The second stage of the process - nitration of compound 3 is carried out according to the method:

50 ml of acetic acid and 50 ml of acetic anhydride are mixed, the resulting solution is cooled to 0 ° C. Then, with stirring, 34 g of 98% nitric acid are added dropwise at such a rate that the temperature of the reaction mixture is not higher than 5 ° C. The reaction mixture was stirred at 0 ° C for 20 minutes, 12 g (0.05 mol) of compound 3 was added portionwise, stirred at 0 ° C for 2 hours, and the temperature was raised to 20 ° C, and stirred at this temperature for 1 hour. Then the reaction mixture was poured with stirring in 200 ml of ice water. The precipitate formed is filtered off, washed with water and 20 g of crude product 1 are obtained, crystallization of which from isopropyl alcohol gives 18 g (85%) of compound 1 with a melting point of 85-86 ° C.

This method is accepted by us as the closest analogue.

The disadvantages of the analogue are:

- two-stage process;

- the use of corrosive hydrogen chloride;

- the duration of the hydrolysis of product 2;

- the need to remove volatile components;

- the need for washing the precipitate with hot chloroform;

- the use of a precursor - acetic anhydride;

- the danger of the nitration process due to the formation of acetyl nitrate during the reaction.

An object of the invention is to develop a method for producing 1,1,2,2-tetrakis- (nitroxymethyl) -1,2-dinitroethane (1), devoid of the above disadvantages.

The technical result is achieved by the fact that the hydrolysis and nitration of 5,5'-bis- (2,2-dimethyl-5-nitro-1,3-dioxane) (2) is carried out in one stage by treating it with concentrated nitric acid.

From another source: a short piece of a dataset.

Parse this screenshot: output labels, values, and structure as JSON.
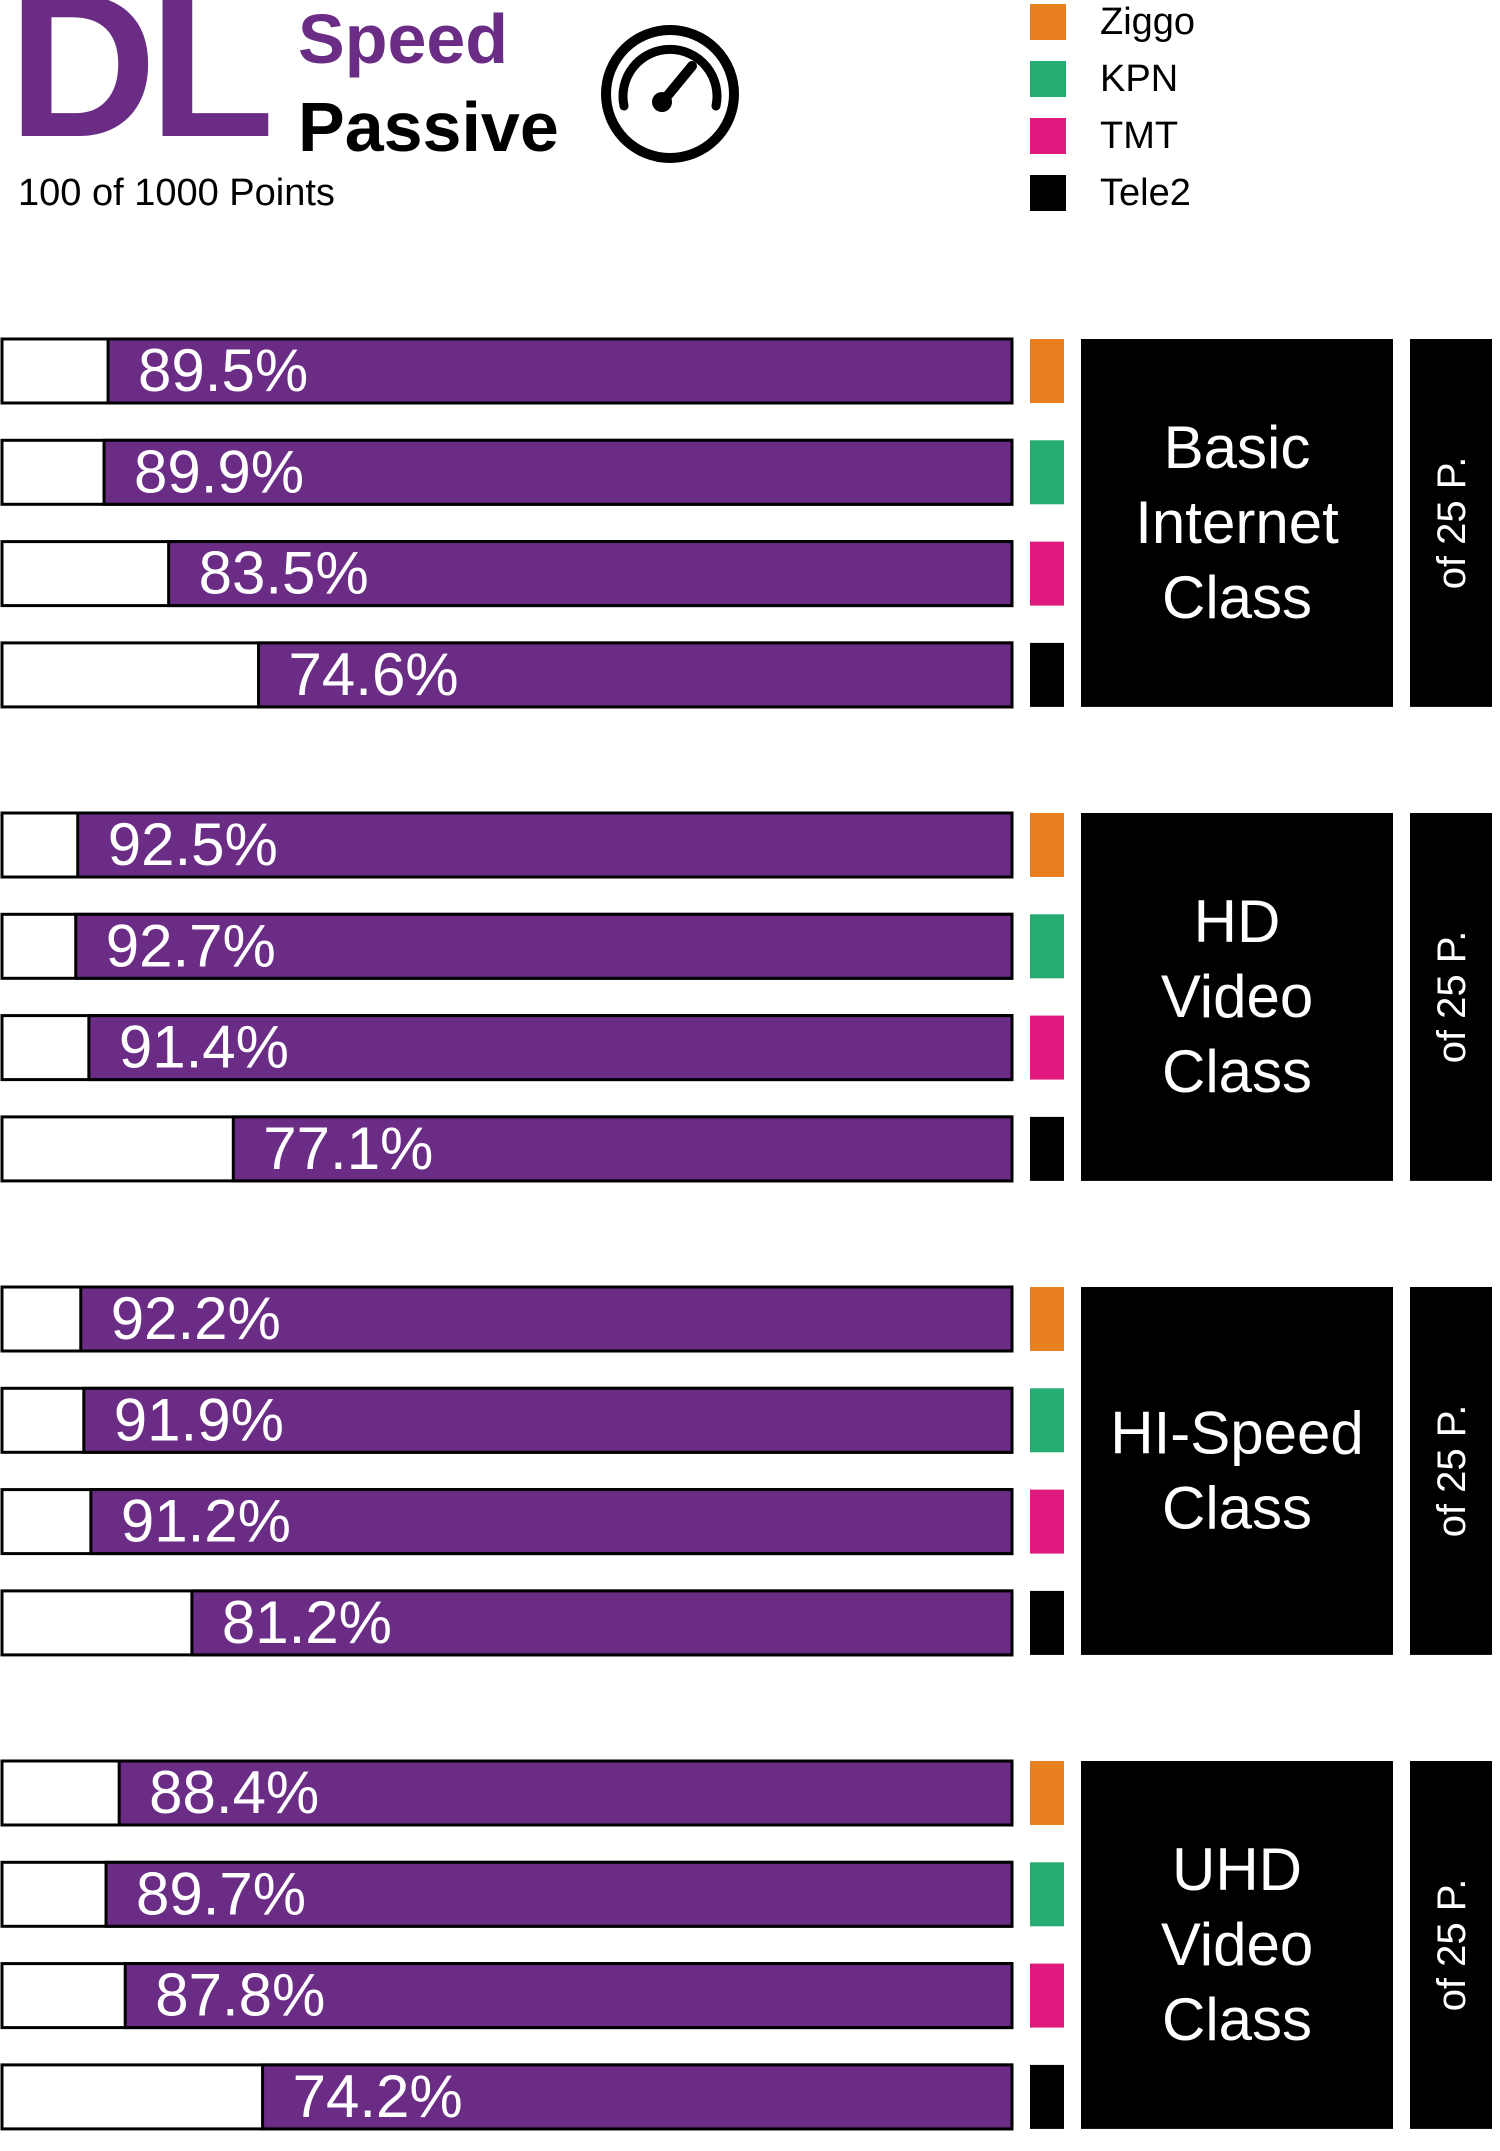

Distinctive features of the invention are:

- one-step process;

- the exclusion from the process of substances such as corrosive hydrogen chloride, the precursor of acetic anhydride and toxic chloroform and methanol;

- the exception of the stage of hydrolysis and distillation of volatile components;

- the exception of the stage of processing the precipitate after distillation of the volatile components by hot chloroform;

- simplicity of the process.

The method for producing 1,1,2,2-tetrakis- (nitroxymethyl) -1,2-dinitroethane is illustrated by the following example.

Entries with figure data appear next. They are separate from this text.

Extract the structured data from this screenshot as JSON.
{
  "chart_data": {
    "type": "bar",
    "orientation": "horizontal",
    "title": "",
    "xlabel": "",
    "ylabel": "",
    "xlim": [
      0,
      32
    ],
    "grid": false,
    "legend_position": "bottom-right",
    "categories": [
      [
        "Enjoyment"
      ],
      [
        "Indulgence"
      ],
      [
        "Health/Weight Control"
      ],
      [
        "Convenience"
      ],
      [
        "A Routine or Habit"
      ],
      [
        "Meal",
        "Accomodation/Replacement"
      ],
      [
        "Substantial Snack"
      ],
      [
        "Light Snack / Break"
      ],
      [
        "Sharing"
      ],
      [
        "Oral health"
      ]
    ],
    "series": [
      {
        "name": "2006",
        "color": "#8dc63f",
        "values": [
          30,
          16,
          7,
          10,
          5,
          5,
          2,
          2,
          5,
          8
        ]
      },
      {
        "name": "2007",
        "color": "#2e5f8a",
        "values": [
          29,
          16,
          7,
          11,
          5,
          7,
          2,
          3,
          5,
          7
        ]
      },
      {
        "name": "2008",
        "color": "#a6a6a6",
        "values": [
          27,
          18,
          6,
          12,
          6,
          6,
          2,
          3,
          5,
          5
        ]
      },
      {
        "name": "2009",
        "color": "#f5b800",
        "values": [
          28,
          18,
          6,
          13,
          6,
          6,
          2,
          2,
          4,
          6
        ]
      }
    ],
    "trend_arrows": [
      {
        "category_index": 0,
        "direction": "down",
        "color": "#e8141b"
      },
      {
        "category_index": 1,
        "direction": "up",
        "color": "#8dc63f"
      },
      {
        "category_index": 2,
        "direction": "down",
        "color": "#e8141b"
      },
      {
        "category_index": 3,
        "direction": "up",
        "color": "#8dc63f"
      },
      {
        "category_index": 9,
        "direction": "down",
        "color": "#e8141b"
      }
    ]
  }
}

In a flask equipped with a mechanical stirrer and reflux condenser, 33 ml (49.5 g, 0.78 mol) of 98% nitric acid are charged, 2.4 g (0) are added portionwise with stirring and a temperature of -2 ÷ -10 ° C. , 0075 mol) of 5.5'-bis- (2,2-dimethyl-5-nitro-1,3-dioxane) (2) for 15 minutes. Then the reaction mixture is stirred at a temperature of -5 ÷ 0 ° C for 3 hours and poured into 167 ml of cold water. Precipitated light gray crystals are filtered off, washed with water, and dried in air. Allocate 2.2 g (70%) of the crude product with so pl. 74 ° C. After recrystallization from isopropyl alcohol, the yield of product 1 is 2.1 g (67%), so pl. 84 ° C.

The IR and ¹ H NMR spectra of compound 1 are consistent with those given in US Pat.

Claims (1)

A method for producing 1,1,2,2-tetrakis- (nitroxymethyl) -1,2-dinitroethane from 5.5'-bis- (2,2-dimethyl-5-nitro-1,3-dioxane) by stepwise hydrolysis and nitration of the hydrolysis product, characterized in that the hydrolysis and nitration of the product is carried out in one stage by processing it with concentrated nitric acid.